O visitador: Marcelo Rebelo de Sousa
Há mais do que um Marcelo. O Autarca Marcelo, que valeu um mergulho no Tejo e quase ganhou a Câmara de Lisboa. O Professor Marcelo, que passou anos a avaliar políticos em horário nobre e cuja arte Paulo Portas parece querer reeditar. O Presidente Marcelo, reincidente nas selfies e pioneiro da política dos afetos, derivação moderna da política de proximidade. Menos conhecido, mas não menos relevante, temos o Marcelo visitador. Não pela quantidade de visitas que faz enquanto Presidente da República, mas pelo que resulta das mesmas. Aliás, o lugar comum das visitas oficiais de Marcelo é o silêncio sobre o que se passa em Portugal. Percebo o argumento, embora o Presidente o contorne sempre que lhe convém. Em país estrangeiro, nem uma palavra sobre problemas nacionais.

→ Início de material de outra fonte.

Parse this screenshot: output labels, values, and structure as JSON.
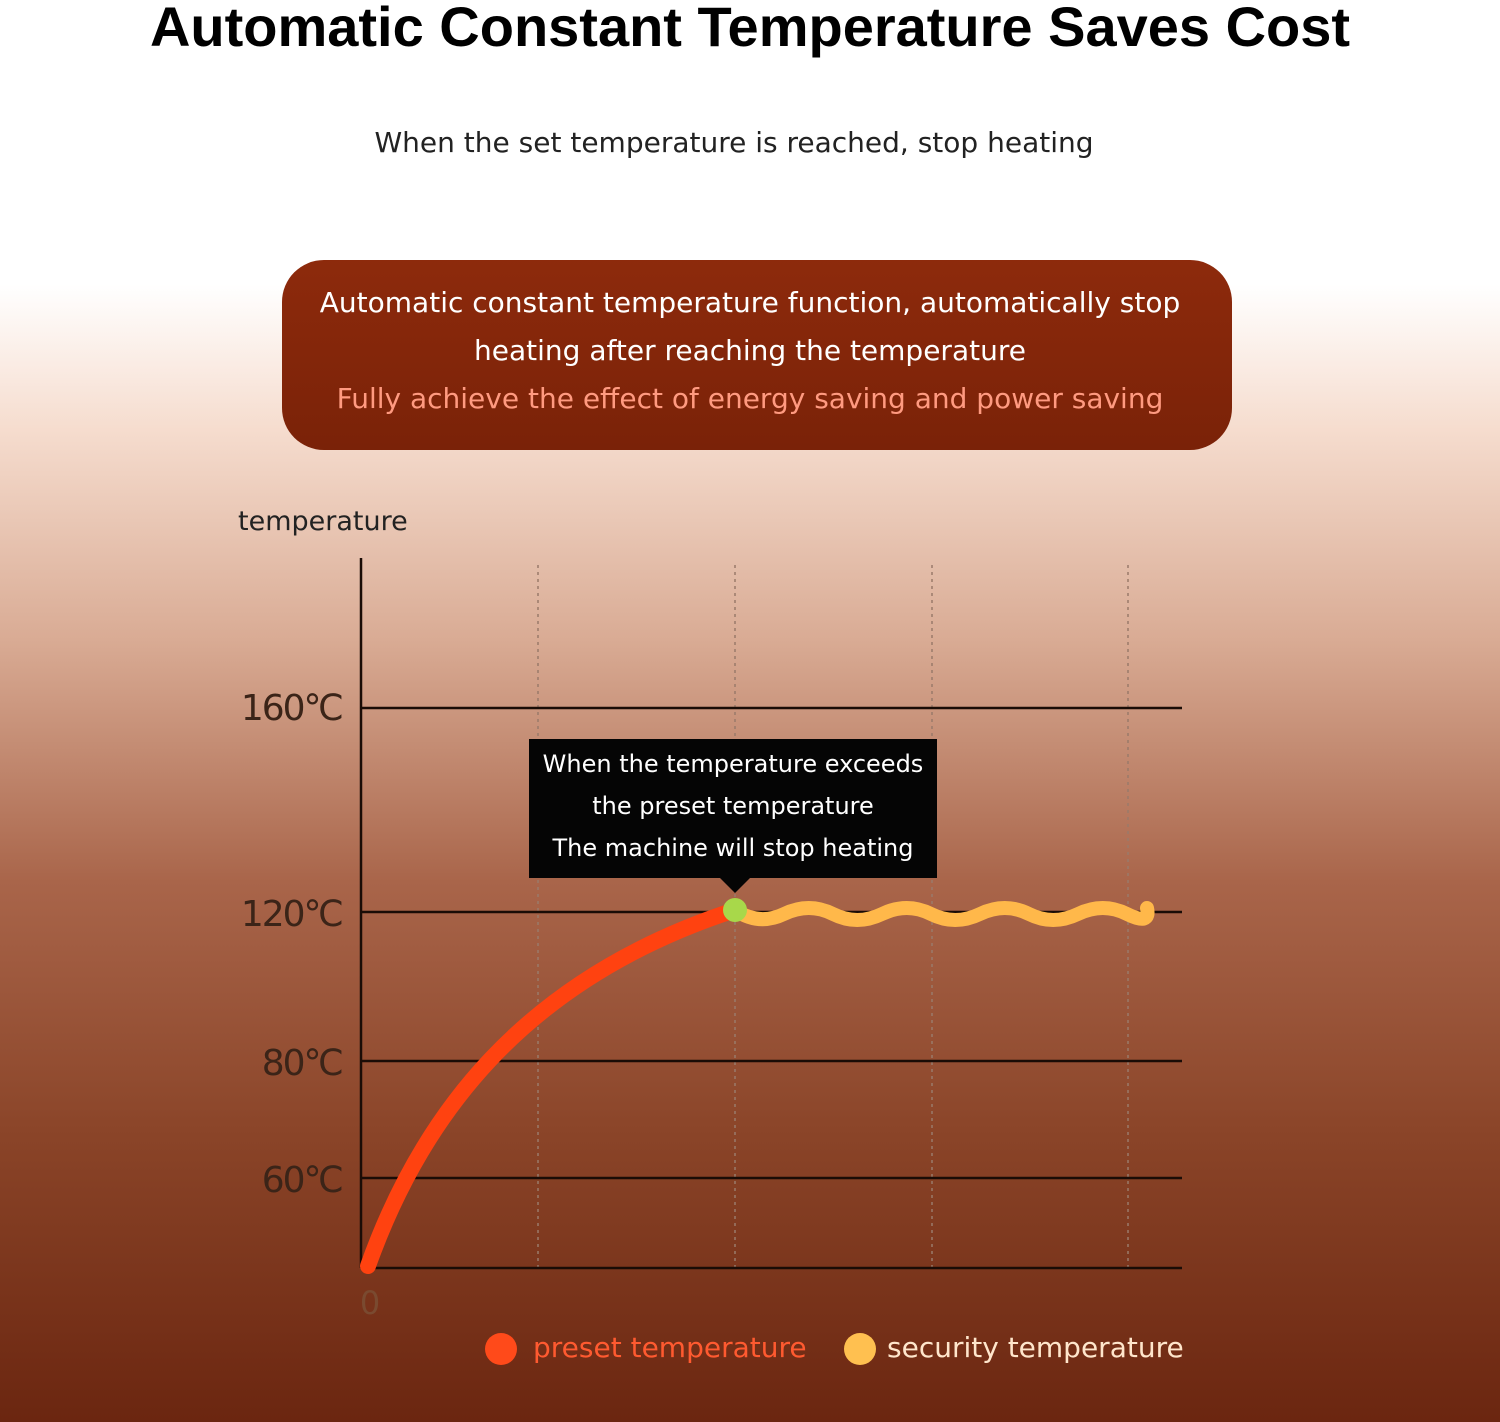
{
  "title": "Automatic Constant Temperature Saves Cost",
  "subtitle": "When the set temperature is reached, stop heating",
  "banner": {
    "lines": [
      "Automatic constant temperature function, automatically stop",
      "heating after reaching the temperature"
    ],
    "highlight": "Fully achieve the effect of energy saving and power saving"
  },
  "graph": {
    "axis_label": "temperature",
    "y_labels": [
      "160℃",
      "120℃",
      "80℃",
      "60℃"
    ],
    "origin": "0",
    "callout": [
      "When the temperature exceeds",
      "the preset temperature",
      "The machine will stop heating"
    ],
    "legend": [
      "preset temperature",
      "security temperature"
    ]
  }
}
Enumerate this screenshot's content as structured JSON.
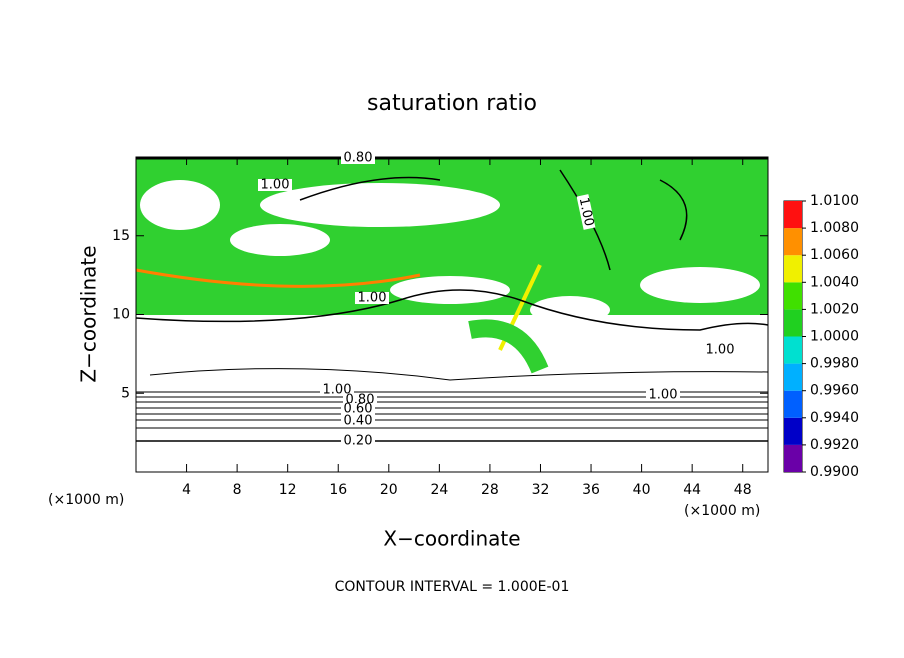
{
  "chart_data": {
    "type": "contour",
    "title": "saturation ratio",
    "xlabel": "X−coordinate",
    "ylabel": "Z−coordinate",
    "x_unit": "(×1000 m)",
    "xlim": [
      0,
      50
    ],
    "ylim": [
      0,
      20
    ],
    "xticks": [
      4,
      8,
      12,
      16,
      20,
      24,
      28,
      32,
      36,
      40,
      44,
      48
    ],
    "yticks": [
      5,
      10,
      15
    ],
    "clim": [
      0.99,
      1.01
    ],
    "cticks": [
      {
        "value": 0.99,
        "label": "0.9900"
      },
      {
        "value": 0.992,
        "label": "0.9920"
      },
      {
        "value": 0.994,
        "label": "0.9940"
      },
      {
        "value": 0.996,
        "label": "0.9960"
      },
      {
        "value": 0.998,
        "label": "0.9980"
      },
      {
        "value": 1.0,
        "label": "1.0000"
      },
      {
        "value": 1.002,
        "label": "1.0020"
      },
      {
        "value": 1.004,
        "label": "1.0040"
      },
      {
        "value": 1.006,
        "label": "1.0060"
      },
      {
        "value": 1.008,
        "label": "1.0080"
      },
      {
        "value": 1.01,
        "label": "1.0100"
      }
    ],
    "colors": [
      "#6a00a8",
      "#0000c8",
      "#0060ff",
      "#00b0ff",
      "#00e0d0",
      "#20d020",
      "#40e000",
      "#f0f000",
      "#ff9000",
      "#ff1010"
    ],
    "contour_labels": [
      {
        "value": 0.8,
        "label": "0.80"
      },
      {
        "value": 1.0,
        "label": "1.00"
      },
      {
        "value": 1.0,
        "label": "1.00"
      },
      {
        "value": 1.0,
        "label": "1.00"
      },
      {
        "value": 1.0,
        "label": "1.00"
      },
      {
        "value": 1.0,
        "label": "1.00"
      },
      {
        "value": 1.0,
        "label": "1.00"
      },
      {
        "value": 0.8,
        "label": "0.80"
      },
      {
        "value": 0.6,
        "label": "0.60"
      },
      {
        "value": 0.4,
        "label": "0.40"
      },
      {
        "value": 0.2,
        "label": "0.20"
      }
    ],
    "footnote": "CONTOUR INTERVAL = 1.000E-01"
  }
}
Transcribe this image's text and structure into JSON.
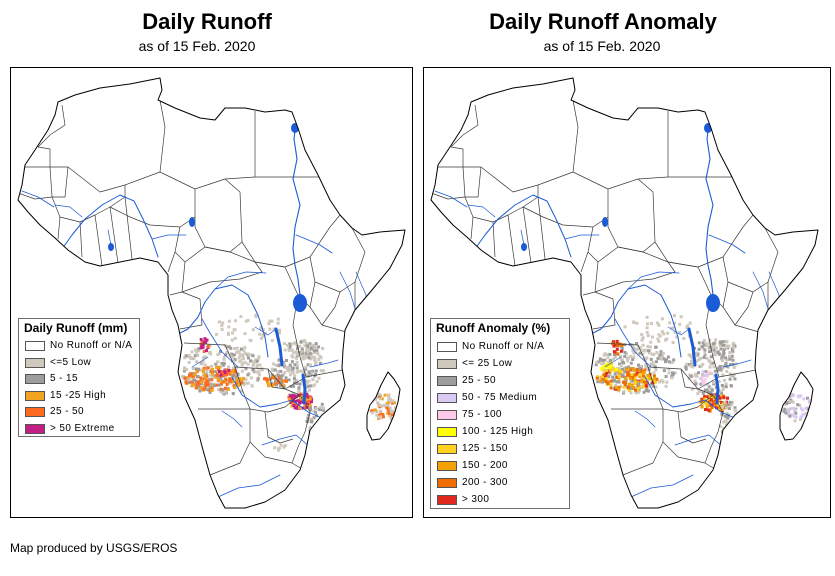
{
  "panels": [
    {
      "title": "Daily Runoff",
      "subtitle": "as of 15 Feb. 2020",
      "legend": {
        "title": "Daily Runoff (mm)",
        "items": [
          {
            "label": "No Runoff or N/A",
            "color": "#ffffff"
          },
          {
            "label": "<=5 Low",
            "color": "#cfc8bd"
          },
          {
            "label": "5 - 15",
            "color": "#9d9d9d"
          },
          {
            "label": "15 -25 High",
            "color": "#f2a31f"
          },
          {
            "label": "25 - 50",
            "color": "#ff6b1e"
          },
          {
            "label": "> 50 Extreme",
            "color": "#c21f86"
          }
        ]
      }
    },
    {
      "title": "Daily Runoff Anomaly",
      "subtitle": "as of 15 Feb. 2020",
      "legend": {
        "title": "Runoff Anomaly (%)",
        "items": [
          {
            "label": "No Runoff or N/A",
            "color": "#ffffff"
          },
          {
            "label": "<= 25 Low",
            "color": "#cfc8bd"
          },
          {
            "label": "25 - 50",
            "color": "#9d9d9d"
          },
          {
            "label": "50 - 75 Medium",
            "color": "#dac9f3"
          },
          {
            "label": "75 - 100",
            "color": "#ffc9e8"
          },
          {
            "label": "100 - 125 High",
            "color": "#ffff00"
          },
          {
            "label": "125 - 150",
            "color": "#ffd21f"
          },
          {
            "label": "150 - 200",
            "color": "#f2a100"
          },
          {
            "label": "200 - 300",
            "color": "#f06b00"
          },
          {
            "label": "> 300",
            "color": "#e0281d"
          }
        ]
      }
    }
  ],
  "credit": "Map produced by USGS/EROS",
  "map_colors": {
    "land": "#ffffff",
    "coast": "#000000",
    "border": "#3a3a3a",
    "water": "#1b5bd6"
  }
}
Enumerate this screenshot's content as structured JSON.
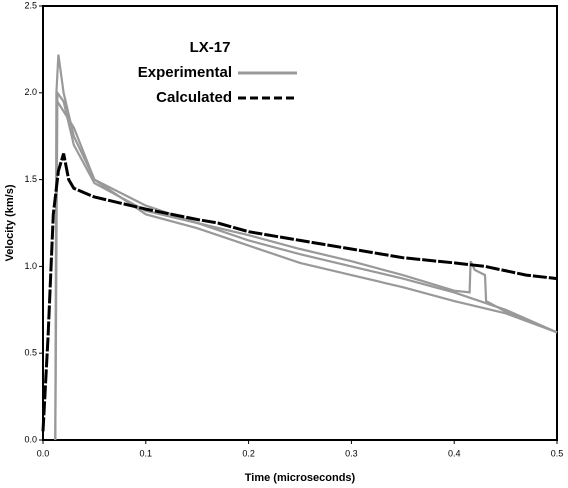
{
  "chart_data": {
    "type": "line",
    "legend_title": "LX-17",
    "xlabel": "Time  (microseconds)",
    "ylabel": "Velocity  (km/s)",
    "xlim": [
      0,
      0.5
    ],
    "ylim": [
      0,
      2.5
    ],
    "xticks": [
      {
        "value": 0,
        "label": "0.0"
      },
      0.1,
      0.2,
      0.3,
      0.4,
      0.5
    ],
    "yticks": [
      {
        "value": 0,
        "label": "0.0"
      },
      0.5,
      {
        "value": 1,
        "label": "1.0"
      },
      1.5,
      {
        "value": 2,
        "label": "2.0"
      },
      2.5
    ],
    "series": [
      {
        "name": "Experimental",
        "color": "#999999",
        "linestyle": "solid",
        "x": [
          0.012,
          0.013,
          0.015,
          0.02,
          0.03,
          0.05,
          0.1,
          0.15,
          0.2,
          0.25,
          0.3,
          0.35,
          0.4,
          0.45,
          0.5
        ],
        "values": [
          0,
          2.0,
          2.22,
          2.0,
          1.75,
          1.5,
          1.35,
          1.25,
          1.15,
          1.07,
          1.0,
          0.93,
          0.85,
          0.75,
          0.62
        ]
      },
      {
        "color": "#999999",
        "linestyle": "solid",
        "x": [
          0.012,
          0.014,
          0.02,
          0.03,
          0.05,
          0.1,
          0.15,
          0.2,
          0.25,
          0.3,
          0.35,
          0.4,
          0.415,
          0.416,
          0.42,
          0.43,
          0.431,
          0.45,
          0.5
        ],
        "values": [
          0,
          2.0,
          1.95,
          1.7,
          1.48,
          1.32,
          1.25,
          1.18,
          1.1,
          1.03,
          0.95,
          0.86,
          0.85,
          1.03,
          0.98,
          0.95,
          0.8,
          0.74,
          0.62
        ]
      },
      {
        "color": "#999999",
        "linestyle": "solid",
        "x": [
          0.014,
          0.03,
          0.05,
          0.1,
          0.15,
          0.2,
          0.25,
          0.3,
          0.35,
          0.4,
          0.45,
          0.5
        ],
        "values": [
          1.95,
          1.8,
          1.5,
          1.3,
          1.22,
          1.12,
          1.02,
          0.95,
          0.88,
          0.8,
          0.73,
          0.62
        ]
      },
      {
        "name": "Calculated",
        "color": "#000000",
        "linestyle": "dashed",
        "x": [
          0,
          0.005,
          0.01,
          0.015,
          0.02,
          0.025,
          0.03,
          0.05,
          0.1,
          0.15,
          0.17,
          0.2,
          0.25,
          0.3,
          0.35,
          0.4,
          0.43,
          0.47,
          0.5
        ],
        "values": [
          0.05,
          0.6,
          1.3,
          1.55,
          1.65,
          1.5,
          1.45,
          1.4,
          1.33,
          1.27,
          1.25,
          1.2,
          1.15,
          1.1,
          1.05,
          1.02,
          1.0,
          0.95,
          0.93
        ]
      }
    ]
  }
}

A questão é que se aproxima mais uma visita presidencial à Madeira e para além de ter sido o Presidente que mais nos visitou, pouco haverá a reter das vindas de Marcelo à Região. É óbvio que a frequência das visitas é importante, que a celebração do 10 de Junho na Madeira é um marco relevante, mas a tarefa de um Presidente tem de ir para além disso. Mais do que um Marcelo visitador, a Madeira aguarda por um Marcelo autonomista. Aguardamos por um Presidente da República que se indigne pelo subsídio de mobilidade continuar por resolver, pelo sistema fiscal próprio continuar a ser olhado com desconfiança ou pela indigência financeira a que tem sido sujeita a Universidade da Madeira. As regiões autónomas precisam de um Presidente que relembre ao resto do país que nas ilhas há mais do que encargos orçamentais, também há portugueses. Haverá melhor oportunidade para isso do que no discurso do dia de Portugal?